Eleven years ago now, Walter Laqueur, in an indispensable article "The Arendt Cult: Hannah Arendt as Political Commentator," shows many instances of a petulant narcissism in her personal and professional life, and also demonstrates the irrationality of the admiration that her writings have inspired since her death. He also shows how prone she was to anti-Jewish prejudices (being Jewish herself was no inhibition).
So what is new ? Plenty. The Times Literary Supplement of October 9, 2009, carries a lengthy article entitled "Blame the victim. Hannah Arendt among the Nazis: the historian and her sources," by the distinguished historian Bernard Wasserstein (I have not been able to find an on-line version of this piece.) Much of Laqueur's older criticism is amplified here, with much new detail of Arendt's personal anti-Semitism, her haughty relations with others, the unscholarly nature of her "Origins of Totalitarianism:"
Her conception of the dynamics of historical change was confused, a mishmash of the structural, the social-psychological, and the conspiratorial. She was painfully ignorant of political economy, diplomacy, and military strategy and had little grasp or interest in the mechanics of the political process in the states about which she wrote. She snapped up unconsidered trifles of evidence and inflated them into richly coloured balloons of generalization.But Wasserstein's most telling criticism comes when he details Arendt's ignorant use of anti-Semitic sources to reach her generalizations about the nature of the Jews. Sometimes she relies on such sources just carelessly, but more often she seems malicious. We all know, of course, that some years after writing her "Origins," Arendt repeatedly insisted that groups of Jews, particularly those incarcerated by the Nazis, collaborated with Nazis in ways that, presumably, she herself never would. She didn't much like Jews, and she didn't seem to care that her personal tastes and prejudices, and not only about Jews, ruined her objectivity as a writer.
UPDATE, March 13, 2010: read "Where Hannah Arendt Went Wrong," by the distinguished Israeli scholar Shlomo Avineri, in Haaretz Books of March 2010.

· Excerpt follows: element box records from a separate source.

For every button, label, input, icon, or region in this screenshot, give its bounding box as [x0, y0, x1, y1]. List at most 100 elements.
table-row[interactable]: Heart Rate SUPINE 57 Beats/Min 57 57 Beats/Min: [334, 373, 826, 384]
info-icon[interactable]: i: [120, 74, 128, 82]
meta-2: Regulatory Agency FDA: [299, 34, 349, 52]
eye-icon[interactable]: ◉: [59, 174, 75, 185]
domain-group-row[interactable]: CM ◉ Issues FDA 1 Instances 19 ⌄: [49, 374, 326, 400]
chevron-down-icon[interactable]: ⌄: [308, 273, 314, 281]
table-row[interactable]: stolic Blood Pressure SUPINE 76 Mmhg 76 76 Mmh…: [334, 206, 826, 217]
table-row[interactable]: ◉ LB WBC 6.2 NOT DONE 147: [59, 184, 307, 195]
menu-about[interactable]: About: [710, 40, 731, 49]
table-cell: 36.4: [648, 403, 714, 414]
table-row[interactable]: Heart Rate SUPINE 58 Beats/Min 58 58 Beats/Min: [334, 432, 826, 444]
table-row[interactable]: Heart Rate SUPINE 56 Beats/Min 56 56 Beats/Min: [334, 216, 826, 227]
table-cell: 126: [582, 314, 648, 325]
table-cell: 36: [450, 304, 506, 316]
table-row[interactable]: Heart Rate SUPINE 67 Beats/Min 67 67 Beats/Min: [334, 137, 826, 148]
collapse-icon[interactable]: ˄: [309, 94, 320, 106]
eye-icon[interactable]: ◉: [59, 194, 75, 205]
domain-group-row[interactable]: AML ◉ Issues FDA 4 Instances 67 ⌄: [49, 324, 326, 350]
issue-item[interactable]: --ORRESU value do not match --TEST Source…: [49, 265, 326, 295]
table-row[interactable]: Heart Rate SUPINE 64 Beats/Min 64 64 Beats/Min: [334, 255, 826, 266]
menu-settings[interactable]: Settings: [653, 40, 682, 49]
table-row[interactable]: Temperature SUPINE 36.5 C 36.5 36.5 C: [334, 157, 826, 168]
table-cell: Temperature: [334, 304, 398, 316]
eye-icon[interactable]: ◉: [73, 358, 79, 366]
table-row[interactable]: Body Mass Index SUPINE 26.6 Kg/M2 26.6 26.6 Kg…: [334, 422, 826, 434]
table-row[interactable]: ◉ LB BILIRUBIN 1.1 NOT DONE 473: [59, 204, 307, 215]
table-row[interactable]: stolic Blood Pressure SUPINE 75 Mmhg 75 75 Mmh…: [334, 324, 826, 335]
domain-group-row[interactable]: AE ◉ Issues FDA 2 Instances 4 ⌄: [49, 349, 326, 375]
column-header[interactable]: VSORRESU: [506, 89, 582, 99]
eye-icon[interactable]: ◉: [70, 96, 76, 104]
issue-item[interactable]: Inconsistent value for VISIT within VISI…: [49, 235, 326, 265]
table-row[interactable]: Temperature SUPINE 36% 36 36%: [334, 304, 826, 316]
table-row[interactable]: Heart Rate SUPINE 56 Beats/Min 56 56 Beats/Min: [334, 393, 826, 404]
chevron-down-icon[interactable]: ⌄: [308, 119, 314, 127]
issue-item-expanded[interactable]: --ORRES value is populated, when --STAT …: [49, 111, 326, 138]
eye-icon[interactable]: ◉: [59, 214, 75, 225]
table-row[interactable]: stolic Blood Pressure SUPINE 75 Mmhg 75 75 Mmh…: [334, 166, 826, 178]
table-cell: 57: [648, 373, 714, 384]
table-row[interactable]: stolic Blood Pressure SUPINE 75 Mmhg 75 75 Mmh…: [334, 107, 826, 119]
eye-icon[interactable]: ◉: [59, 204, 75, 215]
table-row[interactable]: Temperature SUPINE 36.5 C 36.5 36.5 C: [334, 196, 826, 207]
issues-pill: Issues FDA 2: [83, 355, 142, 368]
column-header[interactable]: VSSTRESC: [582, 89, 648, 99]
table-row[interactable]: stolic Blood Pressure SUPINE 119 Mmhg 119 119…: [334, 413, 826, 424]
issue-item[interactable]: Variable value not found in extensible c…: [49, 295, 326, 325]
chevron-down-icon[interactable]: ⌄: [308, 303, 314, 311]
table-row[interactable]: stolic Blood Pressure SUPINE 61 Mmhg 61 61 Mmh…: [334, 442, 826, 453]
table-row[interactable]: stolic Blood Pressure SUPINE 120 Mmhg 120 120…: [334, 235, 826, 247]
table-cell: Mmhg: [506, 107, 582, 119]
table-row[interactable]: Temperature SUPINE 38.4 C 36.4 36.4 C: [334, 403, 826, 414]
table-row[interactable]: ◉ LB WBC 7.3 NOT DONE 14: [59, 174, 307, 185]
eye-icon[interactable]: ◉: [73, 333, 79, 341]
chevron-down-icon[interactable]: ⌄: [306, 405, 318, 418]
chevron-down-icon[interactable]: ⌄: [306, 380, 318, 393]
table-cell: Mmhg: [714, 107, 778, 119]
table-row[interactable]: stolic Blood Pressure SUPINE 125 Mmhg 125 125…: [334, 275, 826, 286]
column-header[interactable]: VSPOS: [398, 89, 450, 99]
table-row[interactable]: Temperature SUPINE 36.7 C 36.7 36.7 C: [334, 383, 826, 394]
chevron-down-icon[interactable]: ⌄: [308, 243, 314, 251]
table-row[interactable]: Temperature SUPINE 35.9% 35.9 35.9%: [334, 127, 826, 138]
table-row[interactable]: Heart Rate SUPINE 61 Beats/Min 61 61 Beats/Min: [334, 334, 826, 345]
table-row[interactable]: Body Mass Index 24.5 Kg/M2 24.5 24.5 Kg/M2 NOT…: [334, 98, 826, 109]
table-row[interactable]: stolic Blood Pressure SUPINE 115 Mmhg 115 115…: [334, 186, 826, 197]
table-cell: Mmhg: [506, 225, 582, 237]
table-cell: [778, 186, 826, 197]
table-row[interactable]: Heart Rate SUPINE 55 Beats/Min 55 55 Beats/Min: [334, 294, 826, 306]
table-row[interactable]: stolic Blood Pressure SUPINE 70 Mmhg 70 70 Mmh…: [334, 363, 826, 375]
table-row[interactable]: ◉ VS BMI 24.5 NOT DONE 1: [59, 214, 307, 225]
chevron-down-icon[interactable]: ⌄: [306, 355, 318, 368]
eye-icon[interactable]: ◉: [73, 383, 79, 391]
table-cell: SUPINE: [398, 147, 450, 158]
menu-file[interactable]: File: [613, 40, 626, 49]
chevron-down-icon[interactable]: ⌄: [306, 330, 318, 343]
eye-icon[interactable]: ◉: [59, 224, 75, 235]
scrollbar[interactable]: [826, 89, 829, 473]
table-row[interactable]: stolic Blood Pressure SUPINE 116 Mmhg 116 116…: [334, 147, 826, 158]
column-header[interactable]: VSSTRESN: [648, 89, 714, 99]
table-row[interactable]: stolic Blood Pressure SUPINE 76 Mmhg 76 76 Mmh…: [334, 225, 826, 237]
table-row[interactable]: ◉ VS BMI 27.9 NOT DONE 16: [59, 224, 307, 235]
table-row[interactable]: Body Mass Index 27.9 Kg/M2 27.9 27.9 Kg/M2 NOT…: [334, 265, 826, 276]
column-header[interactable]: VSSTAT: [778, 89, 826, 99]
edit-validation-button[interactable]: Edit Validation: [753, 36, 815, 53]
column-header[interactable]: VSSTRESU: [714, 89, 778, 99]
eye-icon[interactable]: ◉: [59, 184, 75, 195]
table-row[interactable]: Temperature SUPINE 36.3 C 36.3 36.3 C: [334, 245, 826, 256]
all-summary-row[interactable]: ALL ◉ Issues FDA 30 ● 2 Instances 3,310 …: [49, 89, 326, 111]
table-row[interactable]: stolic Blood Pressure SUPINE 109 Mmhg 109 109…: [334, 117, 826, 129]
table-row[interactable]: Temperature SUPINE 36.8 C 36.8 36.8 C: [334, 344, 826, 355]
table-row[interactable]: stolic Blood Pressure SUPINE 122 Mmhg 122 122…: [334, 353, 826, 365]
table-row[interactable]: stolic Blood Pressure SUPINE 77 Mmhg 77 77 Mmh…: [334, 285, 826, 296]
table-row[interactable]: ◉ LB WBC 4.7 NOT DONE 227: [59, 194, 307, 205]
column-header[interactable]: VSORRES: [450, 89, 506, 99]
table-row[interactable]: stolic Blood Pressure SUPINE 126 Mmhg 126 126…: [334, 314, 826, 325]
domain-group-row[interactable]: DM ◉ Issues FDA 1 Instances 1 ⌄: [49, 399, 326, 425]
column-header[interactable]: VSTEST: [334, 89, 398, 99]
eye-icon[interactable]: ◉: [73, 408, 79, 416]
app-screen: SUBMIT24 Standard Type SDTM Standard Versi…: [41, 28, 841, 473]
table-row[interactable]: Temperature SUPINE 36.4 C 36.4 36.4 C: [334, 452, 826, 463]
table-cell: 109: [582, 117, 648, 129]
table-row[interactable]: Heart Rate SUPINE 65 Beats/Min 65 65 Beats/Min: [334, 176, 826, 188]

UPDATE, Nov. 11, 2013: read Gertrude Ezorsky's "Hannah Arendt Against the Facts." (1963), and Michael Ezra's "The Eichmann Polemics: Hannah Arendt and Her Critics" (2007).
The description "petulant narcissism" is just brilliant, and no doubt accurate.
ReplyDeleteI enjoyed reading your comments. I have questions: Is "The Origins of Totalitarianism" full of factual inaccuracies in its account of anti-semitism and imperialism? Can you offer examples? Is Arendt's overall historical vision simply wrong or misleading -- and in what ways?
ReplyDeleteI'm also curious about what you think of "The Human Condition." What are the strengths and weaknesses of this book? How does it hold up in the 21st century?
Again, thank you for your blog entry and for the link to the critique of Hannah Arendt.